To be more specific, let's say I can write an e2e test on an actual pre-prod environment, or I can invest much development and ongoing maintenance to develop stub responses so that the test can run before submit in a partial system. How much is "shifting left" worth versus investing in speeding up the deployment pipeline and fast flag rollout and monitoring?
Nobody I've worked with can ever quantify the ROI for elaborate take test environments, but somebody made an okr so there you go. Far be it we follow actual research done on modern software... http://dora.dev
Shift-left comes from the world before everyone was selling services. In that world shipping service packs was the way to fix problems discovered after a release, and releases were years apart.
From a QA perspective, I greatly regret that the world of infrequent releases is mostly gone. There are few kinds of products that still hold onto the old strategy, but this is a dying art.
I see the world of services with DevOps, push on green etc. strategies as a kind of fast-food of software development. A kind of way of doing things that allows one to borrow from the future self by promising to improve the quality eventually, but charging for that future improved quality today.
There are products where speeding the rollout is a bad idea. Anything that requires high reliability is in that category. And the reason is that highly reliable systems need to collect mileage before being released. For example, in storage products, it's typical to have systems run for few months before they are "cleared for release". Of course, it's possible to continue development during this time, but it's a dangerous time for development because at any moment the system can be sent back to developers, and they would have to incorporate their more recent changes into the patched system when they restart the development process. I.e. a lot of development effort can be potentially wasted before the system is sent out to QA and the actual release. And, to amortize this waste, it's better to release less frequently. It's also better to approach the time when the system is handed to QA with a system already well-tested, as this will minimize the back-and-forth between the QA and the development -- and that's the problem shift-left was intended to solve.
NB. Here's another, perhaps novel thought for the "push on green" people. Once it was considered a bad idea for the QA to be aware of implementation details. Testing was seen as an experiment, where the QA were the test subjects. This also meant that exposing the QA to the internal details of the systems or the rationale that went into building it would "spoil" the results. In such a world, allowing the QA to see a half-baked system would be equivalent to exposing them to the details of the system's implementation, thus undermining their testing effort. The QA were supposed to receive the technical documentation for the system and work from it, trying to use the system as documented.

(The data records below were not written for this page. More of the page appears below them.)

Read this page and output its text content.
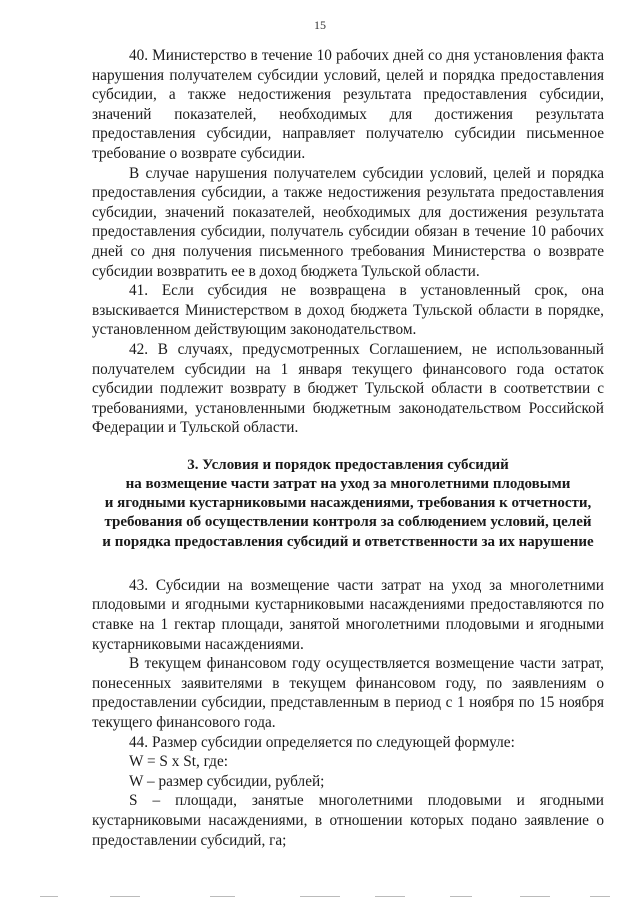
15

40. Министерство в течение 10 рабочих дней со дня установления факта нарушения получателем субсидии условий, целей и порядка предоставления субсидии, а также недостижения результата предоставления субсидии, значений показателей, необходимых для достижения результата предоставления субсидии, направляет получателю субсидии письменное требование о возврате субсидии.

В случае нарушения получателем субсидии условий, целей и порядка предоставления субсидии, а также недостижения результата предоставления субсидии, значений показателей, необходимых для достижения результата предоставления субсидии, получатель субсидии обязан в течение 10 рабочих дней со дня получения письменного требования Министерства о возврате субсидии возвратить ее в доход бюджета Тульской области.

41. Если субсидия не возвращена в установленный срок, она взыскивается Министерством в доход бюджета Тульской области в порядке, установленном действующим законодательством.

42. В случаях, предусмотренных Соглашением, не использованный получателем субсидии на 1 января текущего финансового года остаток субсидии подлежит возврату в бюджет Тульской области в соответствии с требованиями, установленными бюджетным законодательством Российской Федерации и Тульской области.

3. Условия и порядок предоставления субсидий
на возмещение части затрат на уход за многолетними плодовыми
и ягодными кустарниковыми насаждениями, требования к отчетности,
требования об осуществлении контроля за соблюдением условий, целей
и порядка предоставления субсидий и ответственности за их нарушение

43. Субсидии на возмещение части затрат на уход за многолетними плодовыми и ягодными кустарниковыми насаждениями предоставляются по ставке на 1 гектар площади, занятой многолетними плодовыми и ягодными кустарниковыми насаждениями.

В текущем финансовом году осуществляется возмещение части затрат, понесенных заявителями в текущем финансовом году, по заявлениям о предоставлении субсидии, представленным в период с 1 ноября по 15 ноября текущего финансового года.

44. Размер субсидии определяется по следующей формуле:

W = S x St, где:

W – размер субсидии, рублей;

S – площади, занятые многолетними плодовыми и ягодными кустарниковыми насаждениями, в отношении которых подано заявление о предоставлении субсидий, га;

No argument, but there can be limitations on how much you can speed up the deployment pipeline. In particular, the article is about integrated circuit development (actually about systems made of many ICs), where a “production deployment” takes months and many, many millions of dollars, and there’s not much you can do about it.
I heard a story decades ago about a software team that got a new member transferred in from the IC design department. The new engineer checked in essentially zero bugs. The manager asked what the secret was, and the new engineer said “wait, we’re allowed to have bugs?”
In fact, in my experience, these elaborate test environments and procedures cripple products.
I'm firmly of the opinion that if a test can't be run completely locally then it shouldn't be run. These test environments can be super fragile. They often rely on a symphony of teams ensuring everything is in a good state all the time. But, what happens more often than not, is one team somewhere deploys a broken version of their software to the test environment (because, of course they do) in order to run their fleet of e2e tests. That invariably ends up blowing up the rest of the org depending on that broken software and heaven help you if the person that deployed did it at 5pm and is gone on vacation.
This rippling failure mode happens because it's easier to write e2e tests which depend on a functional environment than it is to write and maintain mock services and mock data. Yet the mock services and data are precisely what you need to ensure someone doesn't screw up the test environment in the first place.